Auch Verlage haben das Prinzip für die Eigenwerbung entdeckt. Im April lud zum Beispiel Schöffling in die Nationalbibliothek zur Eröffnung der Reihe „Frankfurt liest ein Buch“. Eigentlich ist der Große Saal mit mehreren hundert Plätzen dafür ausreichend. Doch diesmal mussten Leute abgewiesen werden. Prominente wie Krimiautor Jan Seghers, Michi Herl und der ARD-Börsenjournalist Frank Lehmann lasen aus „Kaiserhofstraße 12“. Das Buch erzählt die Geschichte einer jüdischen Familie, die ganz offen während der Nazi-Diktatur in Frankfurt überleben konnte. „Wunder“ war das am meisten gebrauchte Wort des Abends.
Die Reihe mit 200 Veranstaltungen in Buchhandlungen, Schulen, einem Parkhaus oder der schummrigen „Venus Bar“ erreichte 17 000 Menschen. „Das Zauberwort war ‚unser Städtche‘“, sagte Organisator Lothar Ruske, Buchliebhaber und Literaturpromotor. „Selten hat eine Veranstaltung so viel Identität gestiftet“, ergänzt Kulturdezernent Semmelroth. Und viele kauften am Büchertisch, die eher selten eine Buchhandlung betreten.

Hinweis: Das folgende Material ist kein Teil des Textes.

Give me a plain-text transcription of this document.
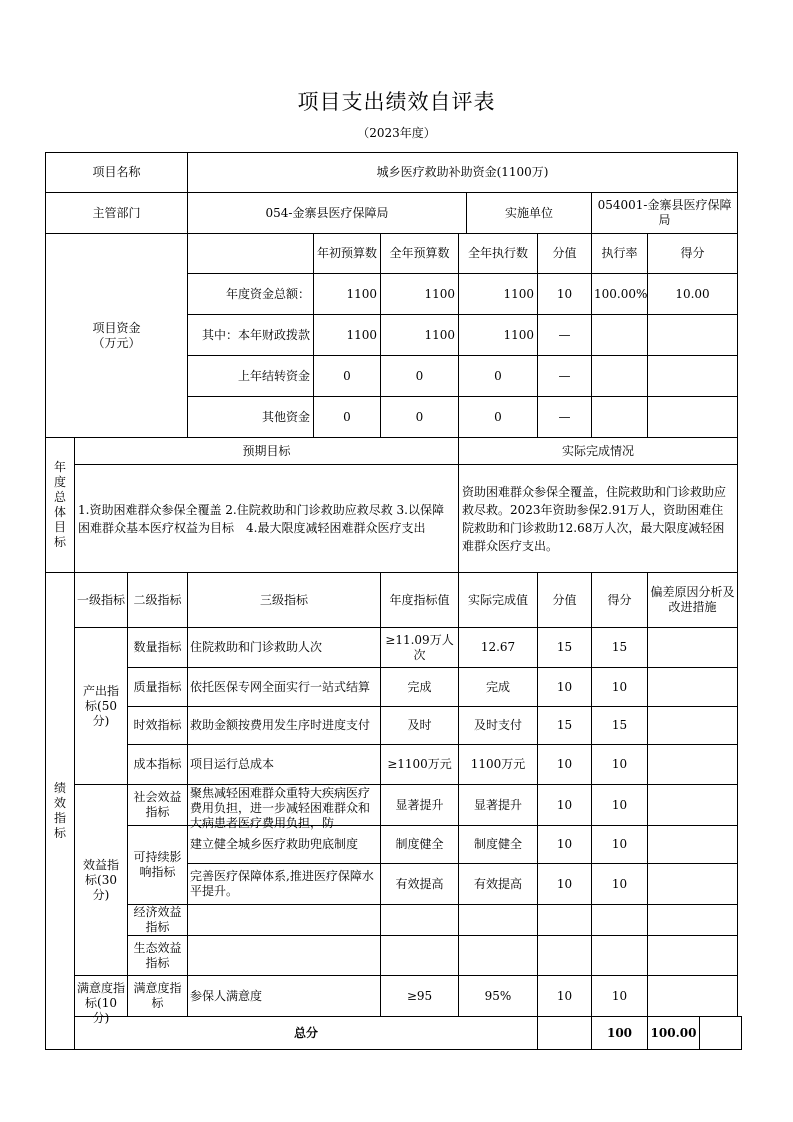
项目支出绩效自评表
（2023年度）
项目名称			城乡医疗救助补助资金(1100万)								
主管部门			054-金寨县医疗保障局				实施单位		054001-金寨县医疗保障局		
项目资金
（万元）				年初预算数	全年预算数	全年执行数		分值	执行率	得分	
			年度资金总额：	1100	1100	1100		10	100.00%	10.00	
			其中：本年财政拨款	1100	1100	1100		—			
			上年结转资金	0	0	0		—			
			其他资金	0	0	0		—			
年度总体目标	预期目标					实际完成情况					
	1.资助困难群众参保全覆盖 2.住院救助和门诊救助应救尽救 3.以保障困难群众基本医疗权益为目标　4.最大限度减轻困难群众医疗支出					资助困难群众参保全覆盖，住院救助和门诊救助应救尽救。2023年资助参保2.91万人，资助困难住院救助和门诊救助12.68万人次，最大限度减轻困难群众医疗支出。					
绩效指标	一级指标	二级指标	三级指标		年度指标值	实际完成值		分值	得分	偏差原因分析及改进措施	
	产出指标(50分)	数量指标	住院救助和门诊救助人次		≥11.09万人次	12.67		15	15		
		质量指标	依托医保专网全面实行一站式结算		完成	完成		10	10		
		时效指标	救助金额按费用发生序时进度支付		及时	及时支付		15	15		
		成本指标	项目运行总成本		≥1100万元	1100万元		10	10		
	效益指标(30分)	社会效益指标	聚焦减轻困难群众重特大疾病医疗费用负担，进一步减轻困难群众和大病患者医疗费用负担，防		显著提升	显著提升		10	10		
		可持续影响指标	建立健全城乡医疗救助兜底制度		制度健全	制度健全		10	10		
			完善医疗保障体系,推进医疗保障水平提升。		有效提高	有效提高		10	10		
		经济效益指标									
		生态效益指标									

	满意度指标(10分)	满意度指标	参保人满意度		≥95	95%		10	10		
	总分								100	100.00	
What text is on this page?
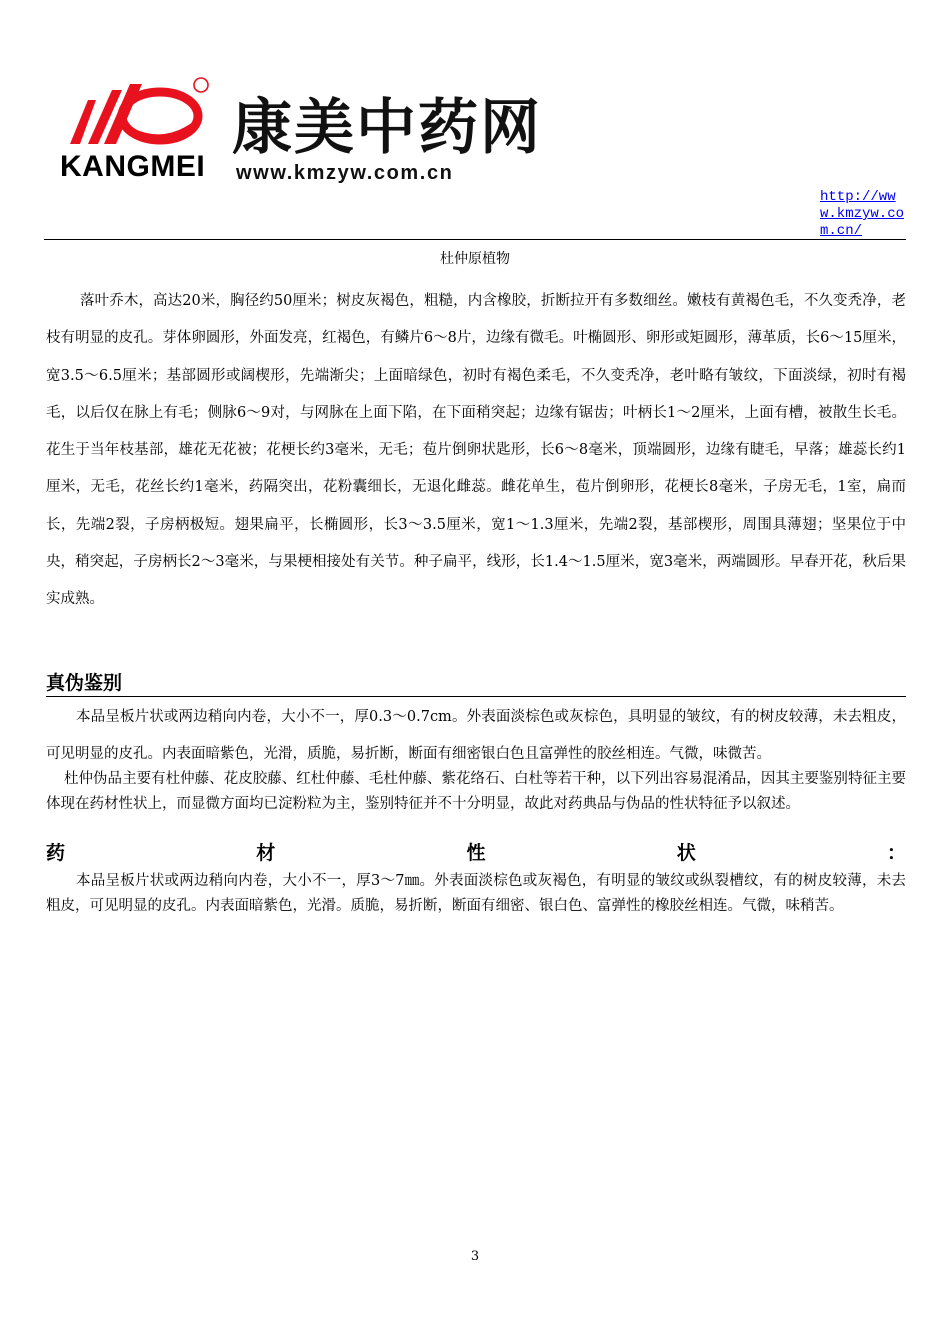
KANGMEI
康美中药网
www.kmzyw.com.cn
http://www.kmzyw.com.cn/
杜仲原植物

落叶乔木，高达20米，胸径约50厘米；树皮灰褐色，粗糙，内含橡胶，折断拉开有多数细丝。嫩枝有黄褐色毛，不久变秃净，老枝有明显的皮孔。芽体卵圆形，外面发亮，红褐色，有鳞片6～8片，边缘有微毛。叶椭圆形、卵形或矩圆形，薄革质，长6～15厘米，宽3.5～6.5厘米；基部圆形或阔楔形，先端渐尖；上面暗绿色，初时有褐色柔毛，不久变秃净，老叶略有皱纹，下面淡绿，初时有褐毛，以后仅在脉上有毛；侧脉6～9对，与网脉在上面下陷，在下面稍突起；边缘有锯齿；叶柄长1～2厘米，上面有槽，被散生长毛。花生于当年枝基部，雄花无花被；花梗长约3毫米，无毛；苞片倒卵状匙形，长6～8毫米，顶端圆形，边缘有睫毛，早落；雄蕊长约1厘米，无毛，花丝长约1毫米，药隔突出，花粉囊细长，无退化雌蕊。雌花单生，苞片倒卵形，花梗长8毫米，子房无毛，1室，扁而长，先端2裂，子房柄极短。翅果扁平，长椭圆形，长3～3.5厘米，宽1～1.3厘米，先端2裂，基部楔形，周围具薄翅；坚果位于中央，稍突起，子房柄长2～3毫米，与果梗相接处有关节。种子扁平，线形，长1.4～1.5厘米，宽3毫米，两端圆形。早春开花，秋后果实成熟。

真伪鉴别

本品呈板片状或两边稍向内卷，大小不一，厚0.3～0.7cm。外表面淡棕色或灰棕色，具明显的皱纹，有的树皮较薄，未去粗皮，可见明显的皮孔。内表面暗紫色，光滑，质脆，易折断，断面有细密银白色且富弹性的胶丝相连。气微，味微苦。

杜仲伪品主要有杜仲藤、花皮胶藤、红杜仲藤、毛杜仲藤、紫花络石、白杜等若干种，以下列出容易混淆品，因其主要鉴别特征主要体现在药材性状上，而显微方面均已淀粉粒为主，鉴别特征并不十分明显，故此对药典品与伪品的性状特征予以叙述。

药	材	性	状	：

本品呈板片状或两边稍向内卷，大小不一，厚3～7㎜。外表面淡棕色或灰褐色，有明显的皱纹或纵裂槽纹，有的树皮较薄，未去粗皮，可见明显的皮孔。内表面暗紫色，光滑。质脆，易折断，断面有细密、银白色、富弹性的橡胶丝相连。气微，味稍苦。

3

Auch das „LiteraTurm“-Festival vertraut nicht allein auf die Macht des Wortes, sondern auch auf die Magie des Ortes. Es führt sein Publikum in die Türme der Stadt. In diesem Jahr eröffnete es in Frankfurts neuestem Wolkenkratzer, dem 170 Meter hohen Opernturm, einem Bürohochhaus neben der Alten Oper. Hauptmieter ist die Schweizer Bank UBS. Rund 350 Menschen strömten in den 43. Stock, genossen den Blick über die Stadt von einem ihrer höchsten Punkte – und scharten sich danach um ein Podium aus Wissenschaftlern und Literaten, die über neuere Literatur sprachen.
Doch von dieser hohen Warte aus wurde auch eine Nebenwirkung des Konzeptes sichtbar: Wenn der Ort – neudeutsch: die Location – für einen Teil des Publikums attraktiver ist als das Programm, müssen die Veranstalter mit spürbarer Ungeduld der Besucher rechnen. Schon früh lichteten sich bei „LiteraTurm“-Beginn die Reihen. „Sehr elitär“, merkte ein Gast im Hinausgehen an. Immerhin: Die Veranstaltungen waren ausverkauft. Nur eine Buchhändlerin grummelte, sie habe im letzten Jahr mehr verkauft. Für das Buch wurde ja auch weniger geworben als für das Bauwerk.